Per non parlare del lavoro delle donne che lavoravano all’imballaggio: il loro lavoro, considerato meno faticoso, valeva la metà del salario degli uomini. La realtà era diversa: il lavaggio, la cernita, l’applicazione degli adesivi e il confezionamento metteva a dura prova la salute delle donne che, per colpa delle sostanze nocive a contatto con la pelle, spesso si ammalavano per un lavoro mediamente di 10 ore, con poche e brevi pause, e un rapporto lavorativo molto precario.

È per questo che per noi le banane sono diventate uno dei prodotti simbolo.

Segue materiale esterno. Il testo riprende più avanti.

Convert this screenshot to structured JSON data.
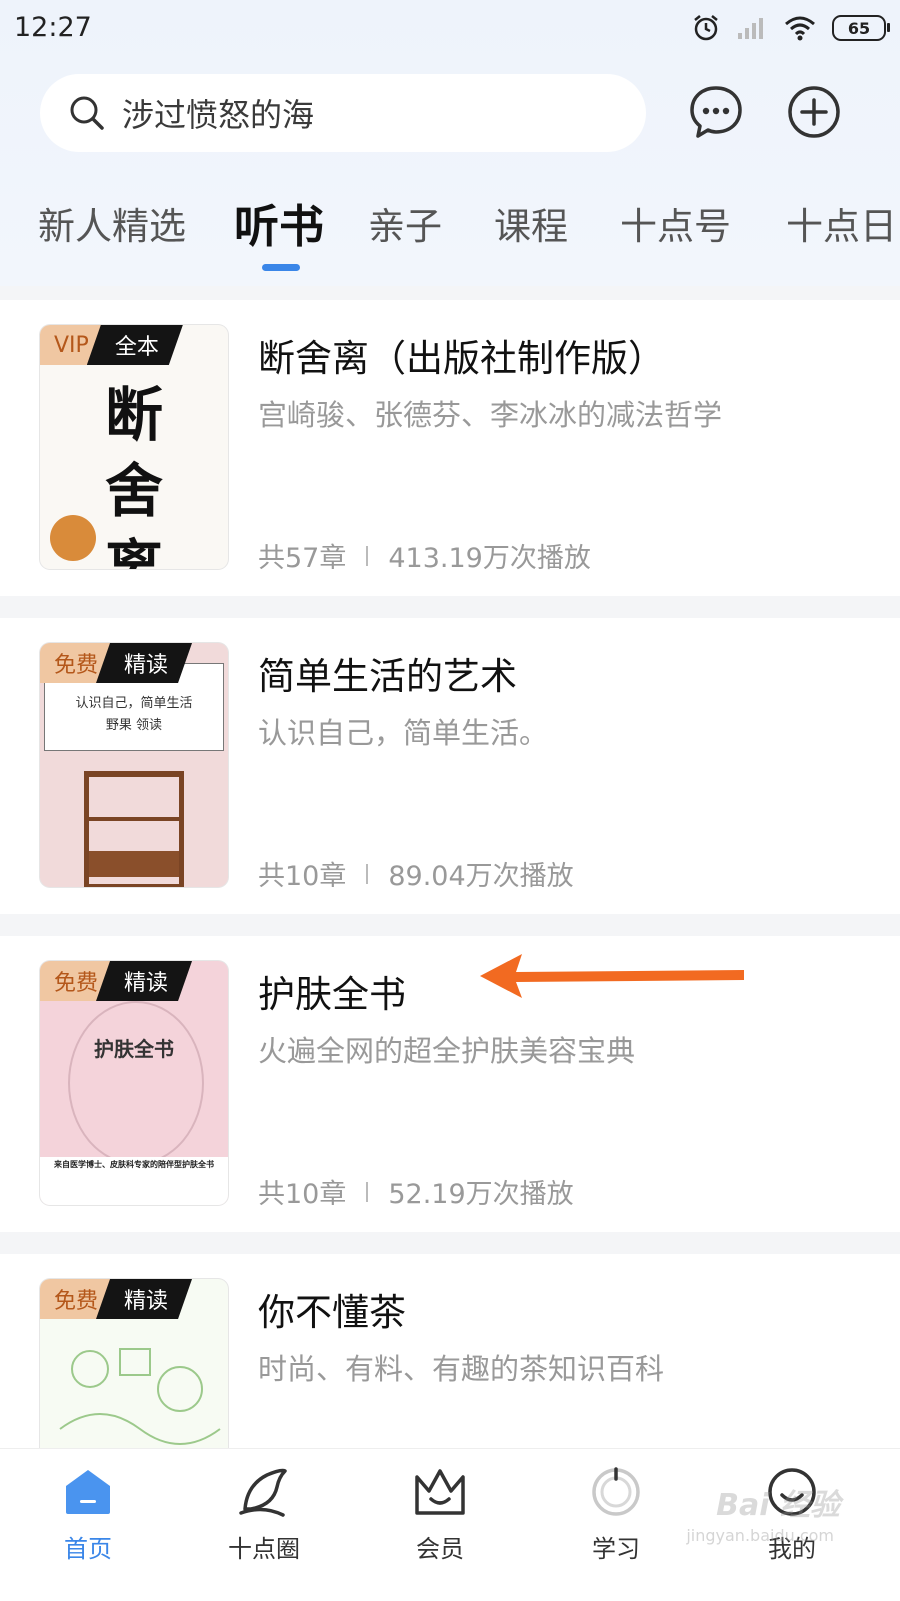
{
  "status_bar": {
    "time": "12:27",
    "battery": "65"
  },
  "search": {
    "placeholder": "涉过愤怒的海"
  },
  "tabs": [
    {
      "label": "新人精选"
    },
    {
      "label": "听书"
    },
    {
      "label": "亲子"
    },
    {
      "label": "课程"
    },
    {
      "label": "十点号"
    },
    {
      "label": "十点日"
    }
  ],
  "books": [
    {
      "title": "断舍离（出版社制作版）",
      "desc": "宫崎骏、张德芬、李冰冰的减法哲学",
      "chapters": "共57章",
      "plays": "413.19万次播放",
      "badge_left": "VIP",
      "badge_right": "全本",
      "cover_text": [
        "断",
        "舍",
        "离"
      ]
    },
    {
      "title": "简单生活的艺术",
      "desc": "认识自己，简单生活。",
      "chapters": "共10章",
      "plays": "89.04万次播放",
      "badge_left": "免费",
      "badge_right": "精读",
      "cover_text": [
        "认识自己，简单生活",
        "野果 领读"
      ]
    },
    {
      "title": "护肤全书",
      "desc": "火遍全网的超全护肤美容宝典",
      "chapters": "共10章",
      "plays": "52.19万次播放",
      "badge_left": "免费",
      "badge_right": "精读",
      "cover_text": [
        "护肤全书",
        "来自医学博士、皮肤科专家的陪伴型护肤全书"
      ]
    },
    {
      "title": "你不懂茶",
      "desc": "时尚、有料、有趣的茶知识百科",
      "badge_left": "免费",
      "badge_right": "精读"
    }
  ],
  "bottom_nav": [
    {
      "label": "首页",
      "icon": "home-icon"
    },
    {
      "label": "十点圈",
      "icon": "circle-feather-icon"
    },
    {
      "label": "会员",
      "icon": "crown-icon"
    },
    {
      "label": "学习",
      "icon": "study-ring-icon"
    },
    {
      "label": "我的",
      "icon": "profile-face-icon"
    }
  ],
  "watermark": {
    "main": "Bai 经验",
    "sub": "jingyan.baidu.com"
  },
  "colors": {
    "accent": "#3a86e8",
    "arrow": "#f26a21",
    "badge_vip_bg": "#f0c7a2"
  }
}
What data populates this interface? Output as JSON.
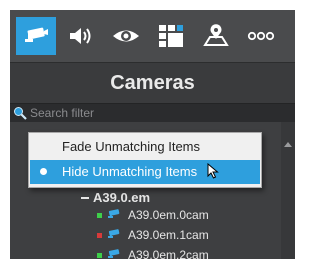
{
  "toolbar": {
    "buttons": [
      {
        "icon": "camera-icon",
        "active": true
      },
      {
        "icon": "speaker-icon",
        "active": false
      },
      {
        "icon": "eye-icon",
        "active": false
      },
      {
        "icon": "layout-grid-icon",
        "active": false
      },
      {
        "icon": "map-pin-icon",
        "active": false
      },
      {
        "icon": "more-dots-icon",
        "active": false
      }
    ]
  },
  "header": {
    "title": "Cameras"
  },
  "search": {
    "placeholder": "Search filter",
    "value": ""
  },
  "menu": {
    "items": [
      {
        "label": "Fade Unmatching Items",
        "selected": false
      },
      {
        "label": "Hide Unmatching Items",
        "selected": true
      }
    ]
  },
  "tree": {
    "group_label": "A39.0.em",
    "cameras": [
      {
        "label": "A39.0em.0cam",
        "status": "green"
      },
      {
        "label": "A39.0em.1cam",
        "status": "red"
      },
      {
        "label": "A39.0em.2cam",
        "status": "green"
      }
    ]
  },
  "colors": {
    "accent": "#2e9fdd",
    "status_green": "#3ecf4a",
    "status_red": "#d83a3a",
    "panel_bg": "#3e3f41"
  }
}
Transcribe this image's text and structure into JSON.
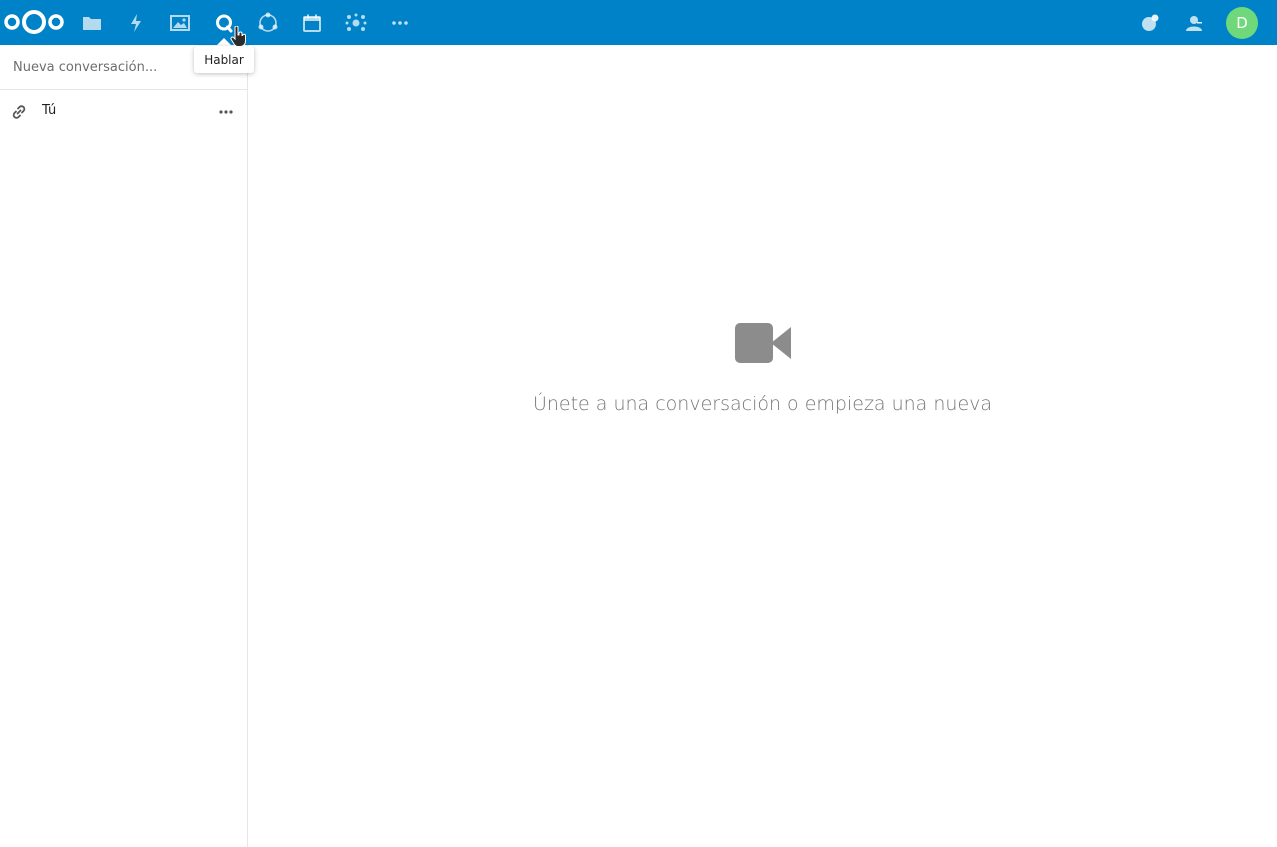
{
  "header": {
    "logo": "nextcloud-logo",
    "apps": [
      {
        "name": "files-icon"
      },
      {
        "name": "activity-icon"
      },
      {
        "name": "gallery-icon"
      },
      {
        "name": "talk-icon"
      },
      {
        "name": "circles-icon"
      },
      {
        "name": "calendar-icon"
      },
      {
        "name": "social-icon"
      },
      {
        "name": "more-apps-icon"
      }
    ],
    "right_icons": [
      {
        "name": "notifications-icon"
      },
      {
        "name": "contacts-icon"
      }
    ],
    "avatar_initial": "D",
    "accent_color": "#0082c9"
  },
  "tooltip": {
    "text": "Hablar"
  },
  "sidebar": {
    "search_placeholder": "Nueva conversación...",
    "conversations": [
      {
        "label": "Tú",
        "icon": "link-icon"
      }
    ]
  },
  "main": {
    "empty_icon": "video-camera-icon",
    "empty_text": "Únete a una conversación o empieza una nueva"
  }
}
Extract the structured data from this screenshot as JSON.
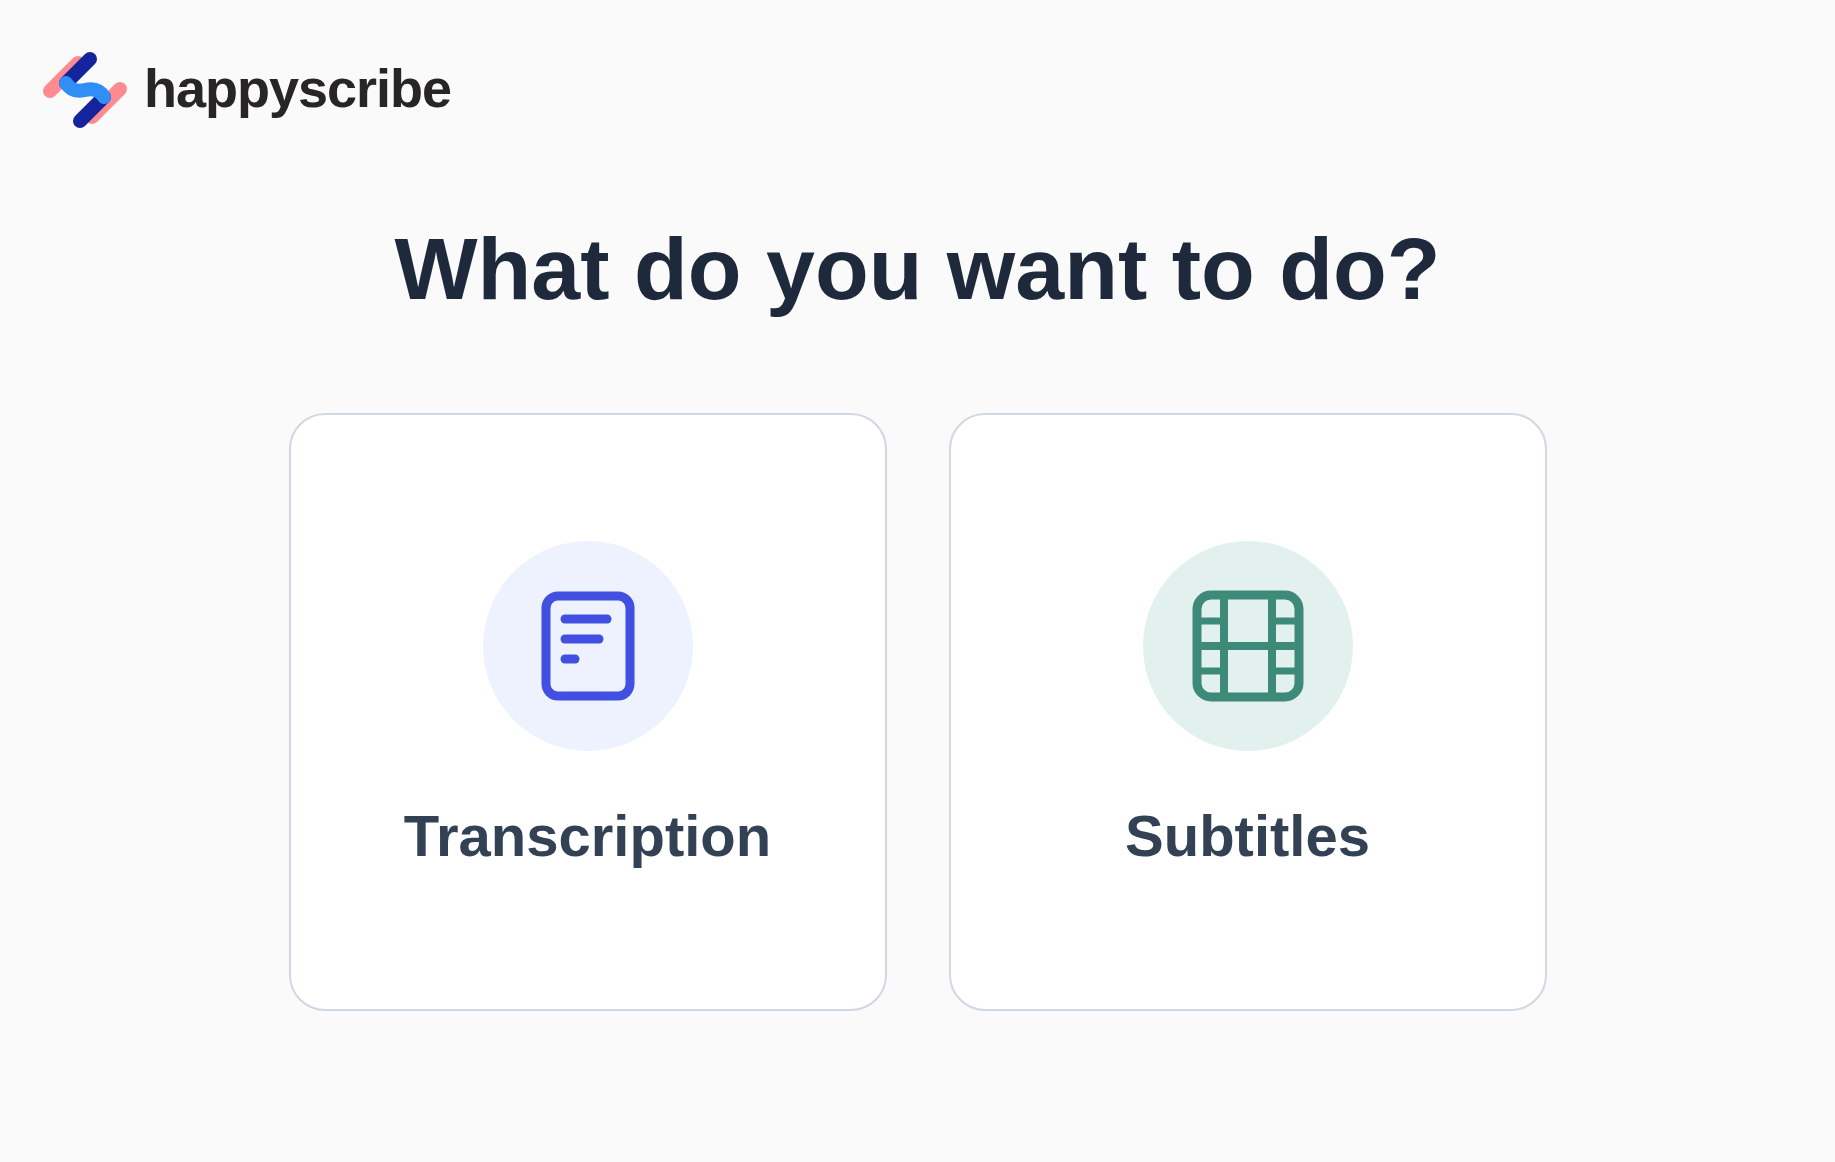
{
  "logo": {
    "text": "happyscribe"
  },
  "heading": "What do you want to do?",
  "options": [
    {
      "label": "Transcription",
      "kind": "document"
    },
    {
      "label": "Subtitles",
      "kind": "film"
    }
  ]
}
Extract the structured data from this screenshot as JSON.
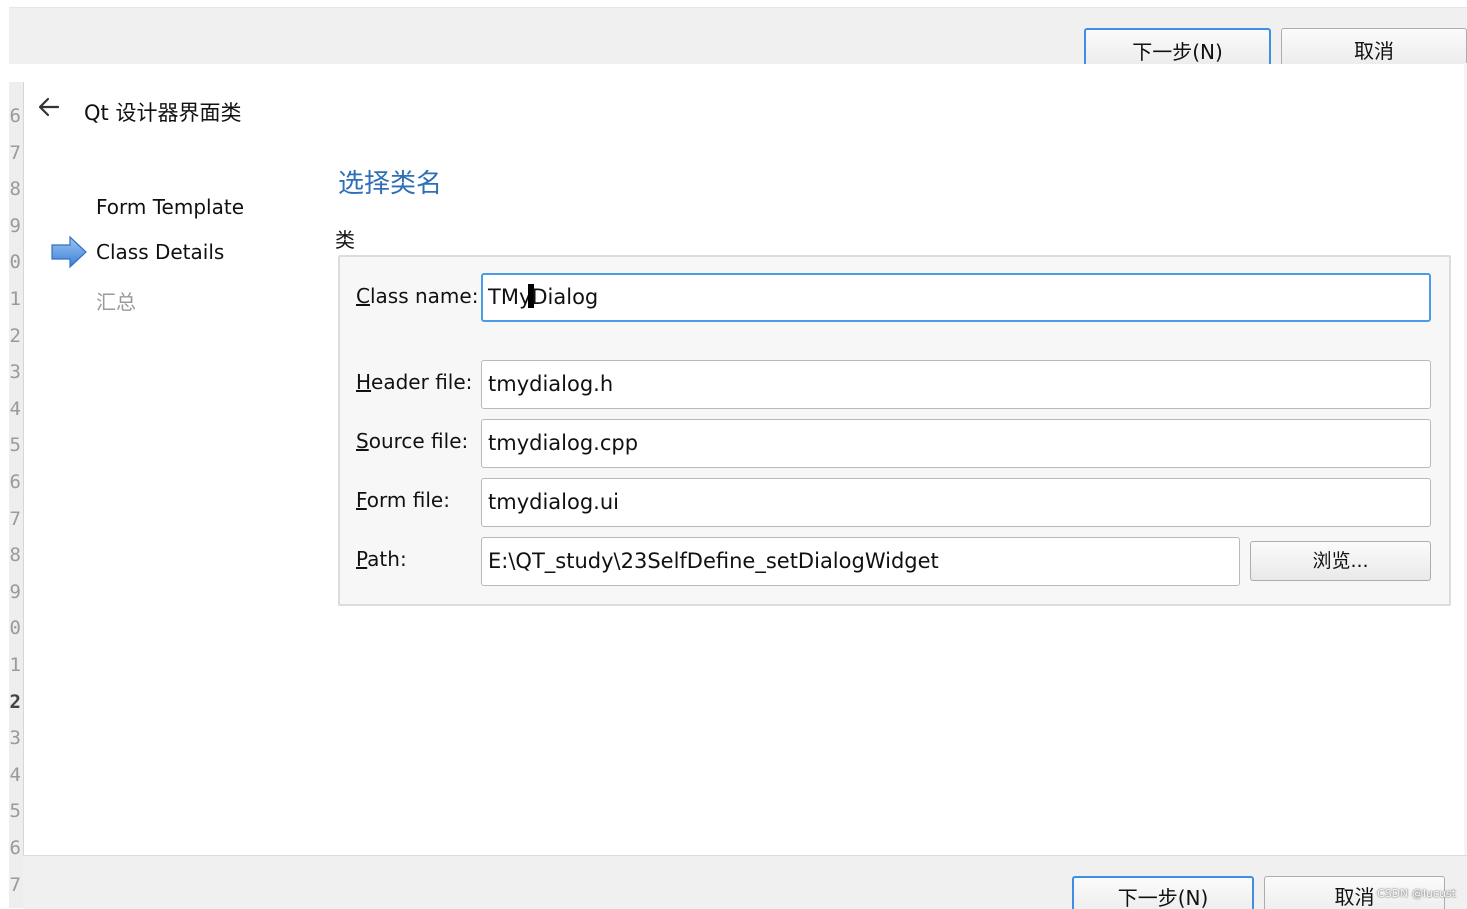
{
  "top_buttons": {
    "next": "下一步(N)",
    "next_mnemonic": "N",
    "cancel": "取消"
  },
  "gutter_numbers": [
    "6",
    "7",
    "8",
    "9",
    "0",
    "1",
    "2",
    "3",
    "4",
    "5",
    "6",
    "7",
    "8",
    "9",
    "0",
    "1",
    "2",
    "3",
    "4",
    "5",
    "6",
    "7"
  ],
  "wizard": {
    "title": "Qt 设计器界面类"
  },
  "steps": [
    {
      "label": "Form Template",
      "state": "done"
    },
    {
      "label": "Class Details",
      "state": "current"
    },
    {
      "label": "汇总",
      "state": "pending"
    }
  ],
  "page": {
    "title": "选择类名",
    "group_label": "类"
  },
  "form": {
    "class_name": {
      "label": "Class name:",
      "mnemonic": "C",
      "value_before_caret": "TMy",
      "value_after_caret": "Dialog"
    },
    "header_file": {
      "label": "Header file:",
      "mnemonic": "H",
      "value": "tmydialog.h"
    },
    "source_file": {
      "label": "Source file:",
      "mnemonic": "S",
      "value": "tmydialog.cpp"
    },
    "form_file": {
      "label": "Form file:",
      "mnemonic": "F",
      "value": "tmydialog.ui"
    },
    "path": {
      "label": "Path:",
      "mnemonic": "P",
      "value": "E:\\QT_study\\23SelfDefine_setDialogWidget",
      "browse_label": "浏览..."
    }
  },
  "bottom_buttons": {
    "next": "下一步(N)",
    "cancel": "取消"
  },
  "watermark": "CSDN @lucust",
  "colors": {
    "accent_blue": "#3c8ee6",
    "title_blue": "#2f6fb5",
    "dim_text": "#9a9a9a"
  }
}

È per questo che sono nate le nostre banane equosolidali.

COSA CAMBIA NELLE NOSTRE BANANE?

Di varietà Cavendish, la più diffusa al mondo, le nostre banane equosolidali sono banane biologiche o a lotta integrata. Nelle prime non viene fatto ricorso ad alcun tipo di pesticidi. Le seconde, oltre a ridurre più del 70% i residui chimici rispetto a quanto stabilito dalla legge per la frutta convenzionale, non subisce alcun trattamento successivo alla raccolta.

Ciò vuol dire un grande rispetto per l’uomo e per la natura dei luoghi d’origine.

Le nostre banane equosolidali nascono in Sud America, precisamente nella zona di Piura, in Perù, e nella zona di El Oro, in Ecuador.

Dal punto di vista della qualità della banana influisce moltissimo la zona di produzione.

La nostra banana dall’Ecuador ha una buccia spessa, molto resistente e si conserva più a lungo, motivo per cui viene considerata nel mondo ortofrutticolo una banana PREMIUM.

La banana peruviana è più tenera, più dolce ma con una “vita sullo scaffale” inferiore. La zona di Piura in Peru, dove si trovano due delle nostre associazioni di piccoli produttori, è una zona arida ma fertile. Grazie a questo clima, le banane equosolidali del Perù sono meno soggette all’attacco dei nemici numero uno della banana: i funghi. Proprio questa assenza di malattie della pianta permette di coltivare in modo biologico al meglio.

Anche la loro corretta rotazione e la temperatura controllata influiscono sulla qualità.

Ogni settimana c’è il raccolto, la selezione, il confezionamento, la spedizione, l’arrivo in magazzino e la maturazione. La rotazione giusta e veloce, che prevede un tempo permanenza delle banane in magazzino non più a lungo di qualche giorno, permette di gestire e confezionare sempre una banana non “vecchia”, riuscendo così a mantenere intatte tutte le sue caratteristiche lungo le 4 settimane di viaggio, dal campo alla tavola.

Infine, la temperatura viene controllata in ogni fase della filiera, risultando determinante per evitare qualsiasi danneggiamento del frutto.